Um tanto difícil tornou-se assimilar o sentido da palavra perfil quando envolve o serviço público.
Consultando o Dicionário Aurélio, como significado de perfil encontra-se, delineamento do rosto visto de lado; aspecto; representação de um objeto visto só de um lado; pequeno escrito em que se faz a traços rápidos o retrato de uma pessoa.
É comum, a utilização deste termo no serviço público por parte das chefias principalmente quando há mudança de gestões.
Isso nos faz recordar as palavras de Arnaldo Jabor em seu texto, A burrice na velocidade da luz, quando ele diz que: “A democracia com sua complexidade traz a forma de autoritarismo”.
Pressupõe-se que o termo burrice seja proveniente de burro, um bichinho quase indefeso, talvez o mais conveniente aqui neste contexto seria a utilização da palavra imbecilidade para simbolizar os equívocos do comportamento humano.
No arranjar de novas atividades e novos grupos um (a) chefe olha para alguém interessado e diz com o nariz empinado: Você não tem o perfil!

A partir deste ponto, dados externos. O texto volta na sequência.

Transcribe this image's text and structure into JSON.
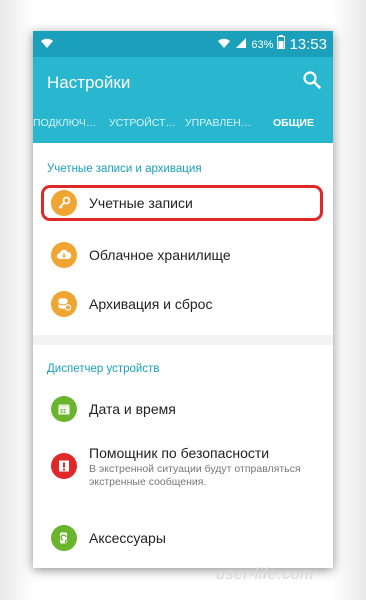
{
  "status": {
    "battery_pct": "63%",
    "time": "13:53"
  },
  "appbar": {
    "title": "Настройки"
  },
  "tabs": [
    {
      "label": "ПОДКЛЮЧ…"
    },
    {
      "label": "УСТРОЙСТ…"
    },
    {
      "label": "УПРАВЛЕН…"
    },
    {
      "label": "ОБЩИЕ"
    }
  ],
  "sections": [
    {
      "header": "Учетные записи и архивация",
      "items": [
        {
          "title": "Учетные записи",
          "icon": "key-icon",
          "color": "#f0a431"
        },
        {
          "title": "Облачное хранилище",
          "icon": "cloud-icon",
          "color": "#f0a431"
        },
        {
          "title": "Архивация и сброс",
          "icon": "backup-icon",
          "color": "#f0a431"
        }
      ]
    },
    {
      "header": "Диспетчер устройств",
      "items": [
        {
          "title": "Дата и время",
          "icon": "calendar-icon",
          "color": "#6ab42e"
        },
        {
          "title": "Помощник по безопасности",
          "subtitle": "В экстренной ситуации будут отправляться экстренные сообщения.",
          "icon": "alert-icon",
          "color": "#e02828"
        },
        {
          "title": "Аксессуары",
          "icon": "accessory-icon",
          "color": "#6ab42e"
        }
      ]
    }
  ],
  "watermark": "user-life.com",
  "colors": {
    "statusbar": "#1aa0ba",
    "appbar": "#29b6cf",
    "accent": "#1a9fb8",
    "highlight": "#e02828"
  }
}
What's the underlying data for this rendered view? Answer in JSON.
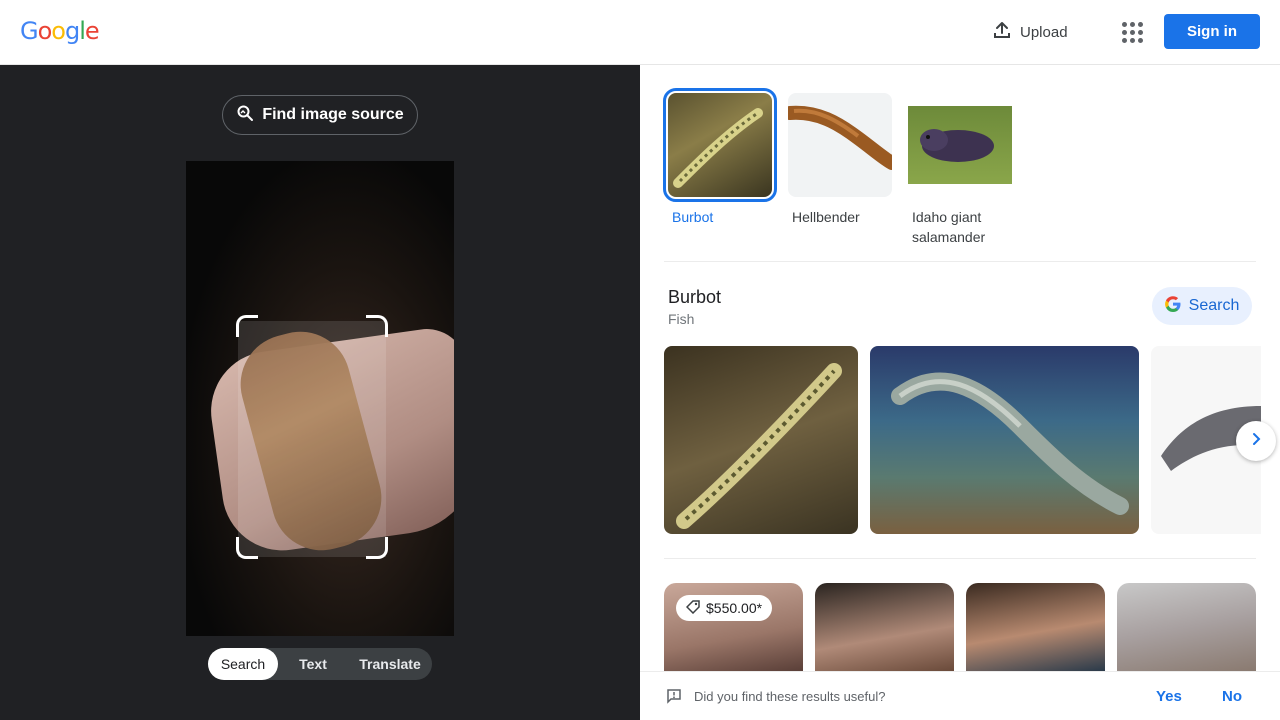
{
  "header": {
    "logo_letters": [
      "G",
      "o",
      "o",
      "g",
      "l",
      "e"
    ],
    "logo_colors": [
      "#4285F4",
      "#EA4335",
      "#FBBC05",
      "#4285F4",
      "#34A853",
      "#EA4335"
    ],
    "upload_label": "Upload",
    "apps_icon": "apps-grid-icon",
    "signin_label": "Sign in",
    "accent_color": "#1a73e8"
  },
  "left": {
    "find_source_label": "Find image source",
    "modes": [
      "Search",
      "Text",
      "Translate"
    ],
    "active_mode": "Search"
  },
  "candidates": [
    {
      "label": "Burbot",
      "selected": true
    },
    {
      "label": "Hellbender",
      "selected": false
    },
    {
      "label": "Idaho giant salamander",
      "selected": false
    }
  ],
  "entity": {
    "title": "Burbot",
    "subtitle": "Fish",
    "search_label": "Search"
  },
  "products": {
    "first_price": "$550.00*"
  },
  "feedback": {
    "question": "Did you find these results useful?",
    "yes": "Yes",
    "no": "No"
  }
}
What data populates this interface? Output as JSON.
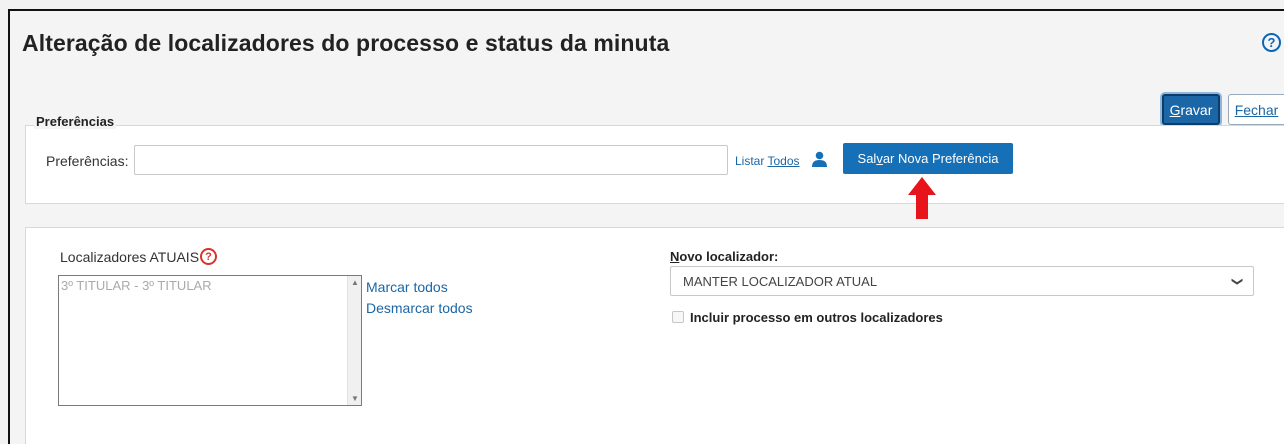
{
  "page": {
    "title": "Alteração de localizadores do processo e status da minuta",
    "help_icon": "question-circle-icon"
  },
  "toolbar": {
    "gravar_label_ul": "G",
    "gravar_label_rest": "ravar",
    "fechar_label_ul": "F",
    "fechar_label_rest": "echar"
  },
  "preferencias": {
    "legend": "Preferências",
    "label": "Preferências:",
    "input_value": "",
    "listar_prefix": "Listar ",
    "listar_ul": "T",
    "listar_rest": "odos",
    "user_icon": "user-icon",
    "salvar_prefix": "Sal",
    "salvar_ul": "v",
    "salvar_rest": "ar Nova Preferência",
    "arrow_icon": "red-arrow-up-icon"
  },
  "localizadores": {
    "label": "Localizadores ATUAIS",
    "items": [
      "3º TITULAR - 3º TITULAR"
    ],
    "marcar_todos": "Marcar todos",
    "desmarcar_todos": "Desmarcar todos"
  },
  "novo": {
    "label_ul": "N",
    "label_rest": "ovo localizador:",
    "selected": "MANTER LOCALIZADOR ATUAL",
    "checkbox_label": "Incluir processo em outros localizadores",
    "checkbox_checked": false
  },
  "colors": {
    "primary": "#1570b8",
    "link": "#1a66a6",
    "arrow": "#e8141b",
    "help_red": "#d9342b"
  }
}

Esta pessoa retorna a seu posto ou ao banheiro, inclinado a sentar-se no vaso sanitário para refletir sobre o que vem a ser isto!
Será que há necessidade de fazer uma plástica no nariz, queixo, ou quem sabe, alongar ou encurtar o cabelo, diminuir a barriga e aumentar o bumbum, rebaixar ou subir o salto do sapato?
Será que é preciso uma foto 3×4 ou uma de Studio afixada num porta retrato?
Todos dizem que essa pessoa interessada em adequar-se a um novo projeto ou função é inteligente e capacitada, mas ao deparar-se com essa postura do (a) chefe tudo se tornou questionável.
Ao perceber que o que lhe resta é resguardar-se, pois, senão tudo poderá vir a ser mais estúpido do que parece, esta pessoa chega a uma conclusão: “Penso logo existo” e se raciocino, subsisto por um tempo e posso sobreviver talvez em outro.
Está é a lógica, na verdade, para alguns amantes do mandonismo a esperança ainda está presa no baú de Pandora, por isso, os pensamentos são livres, nem sempre leves, mas todavia soltos, sem importância concreta, assim esta é uma forma de saciar a fome destes que se comportam como gigantes primitivos ou Ogros, insaciavelmente.
Imaginem se eles querem ser perturbados por uma inteligência criativa, exercitada a rondar a imbecibilidade caótica e esse fardo rançoso vinculado a sentimentos fascistas.
Ainda pode-se encontrar uma razão para este fato, afinal, o (a) chefe tem que manter-se imponente mesmo tendo apenas um olho no meio da testa, embora este seja grande.
Ao bem da verdade, se a este fato couber uma pesquisa, que fique sob a competência da ciência e tecnologia e para relaxar pode-se optar entre assistir ao filme “Crepúsculo” ou ler a psicanálise de “João e o pé de Feijão”, com óculos escuros para minimizar a intensidade da dor se ela tornar-se psicossomática, e ou reincidente, persistente.
Um dia desses ouvi um chefe falando agitado e ofegante: “Sabe o que mais? Pode ser efeito colateral.
O outro respondeu com um sorriso amarelo: Cara, é muita informação, talvez a saída seja mesmo, descentralizar.
Nádia Pires é professora e escritora.